Methods: This study used data from the Northwestern Juvenile Project, the first large-scale longitudinal survey of mental health and substance misuse outcomes in a representative sample of adolescent detainees. The sample consisted of 738 individuals who completed surveys at baseline, follow-up 1 (3 years after baseline), and follow-up 2 (3.5 years after baseline), of whom 74% received any mental health services between baseline and follow-up 1. Bivariate and multivariate analyses were conducted to test the hypothesis that mental health services received between baseline and follow-up 1 were associated with lower rates of re-arrest at Follow-up 2. Services included inpatient (residential placements), outpatient (community), and school-based services, each dichotomized for no services/any services in each category. OLS and logistic regression models were fit with re-arrest operationalized both as a continuous variable (i.e., number of arrests, arrest variety) and a dichotomous variable (i.e., any arrest).

Results: The study population was 89% male, 79% Black, 14% Hispanic, 7% White, averaging 18.2 years old at follow-up 1. Bivariate analyses using OLS and logistic regression showed that of the services assessed, only outpatient services received from baseline to follow-up 1 were associated with recidivism at follow-up 2. Specifically, individuals who received outpatient services between baseline and follow-up 1 had significantly lower odds of re-arrest between follow-up 1 and follow-up 2 (OR = 0.38, p < .05). This statistically significant association remained when controlling for race, gender, length of time incarcerated, mental health diagnoses, and when re-arrest was modeled as a continuous variable.
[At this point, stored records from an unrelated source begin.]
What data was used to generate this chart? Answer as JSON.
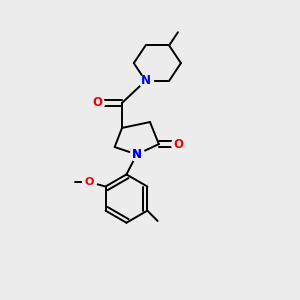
{
  "bg_color": "#ececec",
  "bond_color": "#000000",
  "N_color": "#0000ee",
  "O_color": "#ee0000",
  "font_size": 8.5,
  "line_width": 1.4,
  "fig_size": [
    3.0,
    3.0
  ],
  "dpi": 100,
  "xlim": [
    0,
    10
  ],
  "ylim": [
    0,
    10
  ]
}
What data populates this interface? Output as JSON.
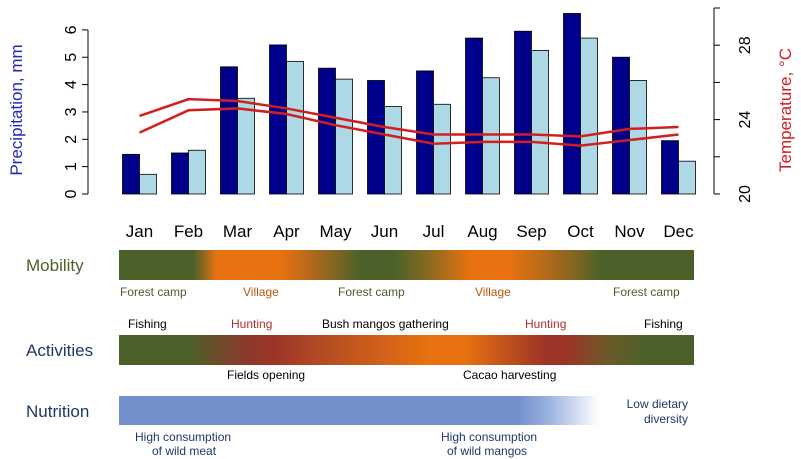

Conclusions and Implications: As the assumed goal of the juvenile justice system is rehabilitation, it is important to identify what works in reducing recidivism for justice-involved youth. Outpatient mental health service use between baseline and follow-up 1 significantly reduced recidivism at follow-up 2. These findings are important as they demonstrate the importance of offering community based mental health services to justice-involved youth in order to reduce further delinquency. Additional research is needed to explain the mechanisms of how type of mental health service use works as a promotive factor to reduce recidivism for justice involved adolescents.